Krieg ist Frieden! Freiheit ist Sklaverei! Unwissenheit ist Stärke!

George Orwells Buch 1984 hat offensichtlich so sehr polarisiert, dass gewisse Länder sich davon sehr inspirieren lassen haben.

Die chinesische Regierung baut derzeit ein System auf, welches das Verhalten seiner Bewohner in allen Lebensbereichen bewerten soll. 2020 soll das Überwachungssystem zur Pflicht für etwa 1,4 Milliarden Bürger des ganzen Landes werden.

Das Grundsystem sieht folgender Maßen aus. Jeder Bürger hat am Start eine Punktzahl von 1000. Je nach finanziellem, politischem oder sozialem Verhalten können sie Punkte hinzuverdienen oder abgezogen bekommen. Beispielsweise belohnt wird wohltätige Arbeit, Geldspenden, eine pünktliche Rückzahlung der Schulden, das Helfen der Armen und Schwachen oder auch positive Einträge in sozialen Medien. Die Belohnungen für eine hohe Punktzahl sind unter anderem eine schnellere Bearbeitung in Behörden, erleichterte Kreditaufnahmen, Begünstigungen in Auswahlverfahren oder mehr Zuschüsse im Beruf, sowie mehr Urlaubstage.

Besonders vorbildliche Bürger werden auf der „roten Liste“ öffentlich ausgezeichnet. Wie hier in Rongcheng.

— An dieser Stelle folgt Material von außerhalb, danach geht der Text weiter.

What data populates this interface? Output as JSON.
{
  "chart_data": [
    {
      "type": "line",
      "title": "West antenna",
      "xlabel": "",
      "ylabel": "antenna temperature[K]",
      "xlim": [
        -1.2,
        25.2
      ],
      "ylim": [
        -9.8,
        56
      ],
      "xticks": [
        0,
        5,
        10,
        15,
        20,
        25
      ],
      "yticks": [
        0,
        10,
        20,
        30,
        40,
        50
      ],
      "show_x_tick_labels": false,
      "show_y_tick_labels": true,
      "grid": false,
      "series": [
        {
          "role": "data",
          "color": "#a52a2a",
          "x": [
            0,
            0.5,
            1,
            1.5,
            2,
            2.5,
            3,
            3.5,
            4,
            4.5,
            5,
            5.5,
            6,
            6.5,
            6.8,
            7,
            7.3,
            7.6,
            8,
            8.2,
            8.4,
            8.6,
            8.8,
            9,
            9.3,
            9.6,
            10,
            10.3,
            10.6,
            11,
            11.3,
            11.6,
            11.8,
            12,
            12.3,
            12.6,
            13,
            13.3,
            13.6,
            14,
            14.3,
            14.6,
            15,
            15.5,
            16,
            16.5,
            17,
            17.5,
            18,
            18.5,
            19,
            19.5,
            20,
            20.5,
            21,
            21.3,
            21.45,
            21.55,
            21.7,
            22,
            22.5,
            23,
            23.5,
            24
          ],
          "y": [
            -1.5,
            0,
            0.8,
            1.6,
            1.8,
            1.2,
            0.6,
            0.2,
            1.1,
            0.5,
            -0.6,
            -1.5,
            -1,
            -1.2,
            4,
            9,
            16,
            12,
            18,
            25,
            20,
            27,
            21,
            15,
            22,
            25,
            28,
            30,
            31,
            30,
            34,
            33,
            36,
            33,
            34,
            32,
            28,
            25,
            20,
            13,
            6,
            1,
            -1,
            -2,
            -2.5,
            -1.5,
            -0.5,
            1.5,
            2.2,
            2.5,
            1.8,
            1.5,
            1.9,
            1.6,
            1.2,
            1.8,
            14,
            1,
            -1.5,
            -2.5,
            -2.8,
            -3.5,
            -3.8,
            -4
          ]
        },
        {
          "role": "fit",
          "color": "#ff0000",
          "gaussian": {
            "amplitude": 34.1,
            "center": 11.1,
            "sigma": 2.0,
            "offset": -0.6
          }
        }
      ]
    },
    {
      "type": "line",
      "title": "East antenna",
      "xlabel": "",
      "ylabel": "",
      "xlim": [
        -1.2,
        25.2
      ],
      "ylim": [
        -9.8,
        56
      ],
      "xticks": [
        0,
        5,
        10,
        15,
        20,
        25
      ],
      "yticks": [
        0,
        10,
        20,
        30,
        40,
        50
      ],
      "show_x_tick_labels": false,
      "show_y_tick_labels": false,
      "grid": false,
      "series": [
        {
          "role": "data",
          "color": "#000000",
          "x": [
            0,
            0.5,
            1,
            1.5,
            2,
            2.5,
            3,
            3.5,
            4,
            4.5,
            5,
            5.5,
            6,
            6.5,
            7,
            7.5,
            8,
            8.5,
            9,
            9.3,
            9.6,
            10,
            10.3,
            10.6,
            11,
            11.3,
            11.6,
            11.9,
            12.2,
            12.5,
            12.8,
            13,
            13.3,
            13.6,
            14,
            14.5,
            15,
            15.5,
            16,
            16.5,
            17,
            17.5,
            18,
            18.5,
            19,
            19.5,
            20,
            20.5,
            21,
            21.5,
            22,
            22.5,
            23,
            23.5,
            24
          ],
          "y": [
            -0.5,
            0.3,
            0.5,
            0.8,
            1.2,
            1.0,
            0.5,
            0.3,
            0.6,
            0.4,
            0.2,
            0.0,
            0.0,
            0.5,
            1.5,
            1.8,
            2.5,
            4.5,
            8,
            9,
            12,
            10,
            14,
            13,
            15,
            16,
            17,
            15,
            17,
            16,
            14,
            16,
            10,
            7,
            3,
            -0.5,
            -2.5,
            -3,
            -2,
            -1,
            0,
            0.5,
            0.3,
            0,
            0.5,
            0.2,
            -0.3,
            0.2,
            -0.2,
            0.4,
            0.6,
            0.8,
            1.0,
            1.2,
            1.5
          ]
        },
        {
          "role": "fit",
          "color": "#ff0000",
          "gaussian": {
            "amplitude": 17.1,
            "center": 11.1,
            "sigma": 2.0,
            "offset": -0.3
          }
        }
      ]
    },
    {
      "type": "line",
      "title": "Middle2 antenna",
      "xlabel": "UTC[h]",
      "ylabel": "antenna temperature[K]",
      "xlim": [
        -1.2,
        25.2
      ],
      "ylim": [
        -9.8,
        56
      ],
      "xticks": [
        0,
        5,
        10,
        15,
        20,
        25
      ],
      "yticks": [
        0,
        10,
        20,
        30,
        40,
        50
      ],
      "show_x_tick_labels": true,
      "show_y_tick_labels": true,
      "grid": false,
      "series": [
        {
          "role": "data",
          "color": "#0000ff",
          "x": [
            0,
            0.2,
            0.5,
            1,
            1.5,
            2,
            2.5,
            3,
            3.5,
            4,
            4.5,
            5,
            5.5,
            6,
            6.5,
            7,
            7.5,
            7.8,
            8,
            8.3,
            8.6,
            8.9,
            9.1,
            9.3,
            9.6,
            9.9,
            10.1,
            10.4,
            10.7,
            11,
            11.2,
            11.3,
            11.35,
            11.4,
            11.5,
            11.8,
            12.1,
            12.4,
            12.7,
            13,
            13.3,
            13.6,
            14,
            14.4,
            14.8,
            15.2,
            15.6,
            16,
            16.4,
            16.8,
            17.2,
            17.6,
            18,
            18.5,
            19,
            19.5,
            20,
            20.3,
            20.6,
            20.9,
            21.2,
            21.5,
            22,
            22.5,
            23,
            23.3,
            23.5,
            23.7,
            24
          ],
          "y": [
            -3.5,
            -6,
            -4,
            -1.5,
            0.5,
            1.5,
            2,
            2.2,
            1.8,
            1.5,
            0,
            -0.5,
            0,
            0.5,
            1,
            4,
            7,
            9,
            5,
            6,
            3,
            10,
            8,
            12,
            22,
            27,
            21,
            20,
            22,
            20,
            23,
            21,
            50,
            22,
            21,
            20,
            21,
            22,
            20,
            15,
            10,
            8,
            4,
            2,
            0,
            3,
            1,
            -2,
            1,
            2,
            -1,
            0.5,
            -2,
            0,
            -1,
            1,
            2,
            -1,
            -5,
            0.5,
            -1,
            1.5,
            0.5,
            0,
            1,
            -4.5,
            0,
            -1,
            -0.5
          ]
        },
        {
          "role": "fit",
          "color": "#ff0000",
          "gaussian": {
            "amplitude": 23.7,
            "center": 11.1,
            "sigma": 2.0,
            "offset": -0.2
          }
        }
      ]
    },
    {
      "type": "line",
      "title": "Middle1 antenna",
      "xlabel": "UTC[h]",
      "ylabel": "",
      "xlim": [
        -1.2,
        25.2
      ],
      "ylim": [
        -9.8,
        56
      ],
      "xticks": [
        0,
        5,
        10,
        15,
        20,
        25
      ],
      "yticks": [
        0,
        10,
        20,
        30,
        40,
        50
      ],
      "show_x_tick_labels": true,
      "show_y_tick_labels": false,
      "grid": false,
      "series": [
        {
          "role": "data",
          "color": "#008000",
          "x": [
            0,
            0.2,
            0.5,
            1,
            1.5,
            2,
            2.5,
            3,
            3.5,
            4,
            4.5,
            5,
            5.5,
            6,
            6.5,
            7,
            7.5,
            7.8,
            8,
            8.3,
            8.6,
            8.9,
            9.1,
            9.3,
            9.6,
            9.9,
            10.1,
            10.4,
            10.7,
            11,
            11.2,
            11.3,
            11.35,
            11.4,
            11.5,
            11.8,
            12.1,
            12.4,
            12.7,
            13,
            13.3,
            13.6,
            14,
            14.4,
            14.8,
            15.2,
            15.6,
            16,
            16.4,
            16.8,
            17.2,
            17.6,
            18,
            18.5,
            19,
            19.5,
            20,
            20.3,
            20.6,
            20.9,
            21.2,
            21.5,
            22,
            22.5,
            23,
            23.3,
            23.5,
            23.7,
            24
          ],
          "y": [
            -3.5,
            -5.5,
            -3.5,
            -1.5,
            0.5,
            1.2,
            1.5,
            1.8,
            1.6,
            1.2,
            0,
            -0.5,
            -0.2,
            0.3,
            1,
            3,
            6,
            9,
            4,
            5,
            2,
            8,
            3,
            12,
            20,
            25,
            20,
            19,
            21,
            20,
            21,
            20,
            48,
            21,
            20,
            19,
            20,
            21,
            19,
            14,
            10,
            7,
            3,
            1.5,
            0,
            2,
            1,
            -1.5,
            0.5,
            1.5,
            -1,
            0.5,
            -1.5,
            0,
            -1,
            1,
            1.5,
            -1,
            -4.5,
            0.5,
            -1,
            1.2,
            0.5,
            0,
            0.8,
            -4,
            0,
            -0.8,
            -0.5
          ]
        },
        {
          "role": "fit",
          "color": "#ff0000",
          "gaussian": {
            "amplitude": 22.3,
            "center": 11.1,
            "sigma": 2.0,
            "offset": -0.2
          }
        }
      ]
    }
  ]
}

Menschen mit wenig Punkten werden wiederum auf die schwarze Liste gesetzt. Durch Schuldenanhäufungen, Teilnahmen an Demonstrationen, sich kritisch äußert oder bei Rot über eine Ampel läuft muss mit vielen Sanktionen rechnen. Sie haben den Nachzug bei Auswahlverwahren, müssen höhe Versicherungssummen zahlen, werden in Hotel- oder Mietwagenbuchungen benachteiligt oder werden zum Kauf von Flug- oder Zugtickets blockiert.

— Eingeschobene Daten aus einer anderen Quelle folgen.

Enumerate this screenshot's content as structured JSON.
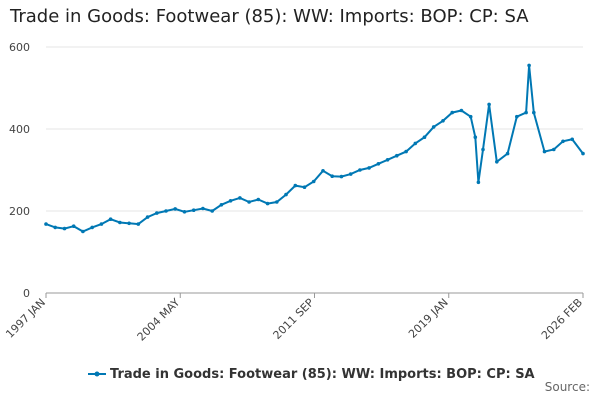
{
  "chart_data": {
    "type": "line",
    "title": "Trade in Goods: Footwear (85): WW: Imports: BOP: CP: SA",
    "xlabel": "",
    "ylabel": "",
    "x_ticks": [
      "1997 JAN",
      "2004 MAY",
      "2011 SEP",
      "2019 JAN",
      "2026 FEB"
    ],
    "y_ticks": [
      0,
      200,
      400,
      600
    ],
    "ylim": [
      0,
      600
    ],
    "grid": true,
    "legend": "bottom",
    "color": "#0078b4",
    "series": [
      {
        "name": "Trade in Goods: Footwear (85): WW: Imports: BOP: CP: SA",
        "points": [
          [
            "1997-01",
            168
          ],
          [
            "1997-07",
            160
          ],
          [
            "1998-01",
            157
          ],
          [
            "1998-07",
            163
          ],
          [
            "1999-01",
            150
          ],
          [
            "1999-07",
            160
          ],
          [
            "2000-01",
            168
          ],
          [
            "2000-07",
            180
          ],
          [
            "2001-01",
            172
          ],
          [
            "2001-07",
            170
          ],
          [
            "2002-01",
            168
          ],
          [
            "2002-07",
            185
          ],
          [
            "2003-01",
            195
          ],
          [
            "2003-07",
            200
          ],
          [
            "2004-01",
            205
          ],
          [
            "2004-07",
            198
          ],
          [
            "2005-01",
            202
          ],
          [
            "2005-07",
            206
          ],
          [
            "2006-01",
            200
          ],
          [
            "2006-07",
            215
          ],
          [
            "2007-01",
            225
          ],
          [
            "2007-07",
            232
          ],
          [
            "2008-01",
            222
          ],
          [
            "2008-07",
            228
          ],
          [
            "2009-01",
            218
          ],
          [
            "2009-07",
            222
          ],
          [
            "2010-01",
            240
          ],
          [
            "2010-07",
            262
          ],
          [
            "2011-01",
            258
          ],
          [
            "2011-07",
            272
          ],
          [
            "2012-01",
            298
          ],
          [
            "2012-07",
            285
          ],
          [
            "2013-01",
            284
          ],
          [
            "2013-07",
            290
          ],
          [
            "2014-01",
            300
          ],
          [
            "2014-07",
            305
          ],
          [
            "2015-01",
            315
          ],
          [
            "2015-07",
            325
          ],
          [
            "2016-01",
            335
          ],
          [
            "2016-07",
            345
          ],
          [
            "2017-01",
            365
          ],
          [
            "2017-07",
            380
          ],
          [
            "2018-01",
            405
          ],
          [
            "2018-07",
            420
          ],
          [
            "2019-01",
            440
          ],
          [
            "2019-07",
            445
          ],
          [
            "2020-01",
            430
          ],
          [
            "2020-04",
            380
          ],
          [
            "2020-06",
            270
          ],
          [
            "2020-09",
            350
          ],
          [
            "2021-01",
            460
          ],
          [
            "2021-06",
            320
          ],
          [
            "2022-01",
            340
          ],
          [
            "2022-07",
            430
          ],
          [
            "2023-01",
            440
          ],
          [
            "2023-03",
            555
          ],
          [
            "2023-06",
            440
          ],
          [
            "2024-01",
            345
          ],
          [
            "2024-07",
            350
          ],
          [
            "2025-01",
            370
          ],
          [
            "2025-07",
            375
          ],
          [
            "2026-02",
            340
          ]
        ]
      }
    ]
  },
  "source_label": "Source:"
}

Das Sozialkreditsystem wird aus vielen vorhandene Quellen genährt und soll durch eine künstliche Intelligenz errechnet werden. Viele der Daten werden automatisch erfasst, beispielsweise durch Kameras, Schulzeugnisse oder den Social Media Account. Die Gesichtserkennung macht es Verkehrssündern beispielsweise fast unmöglich unentdeckt zu bleiben. Die App „Ehrliches Shanghai“ dient per exemplum in Shanghai als App der Stadtregierung zur Einsicht in das Verhalten der Menschen. Seit 2016 können die Bürger und Bürgerinnen der 26 Millionen- Stadt mit der Nummer ihres Ausweises sich im Programm registrieren.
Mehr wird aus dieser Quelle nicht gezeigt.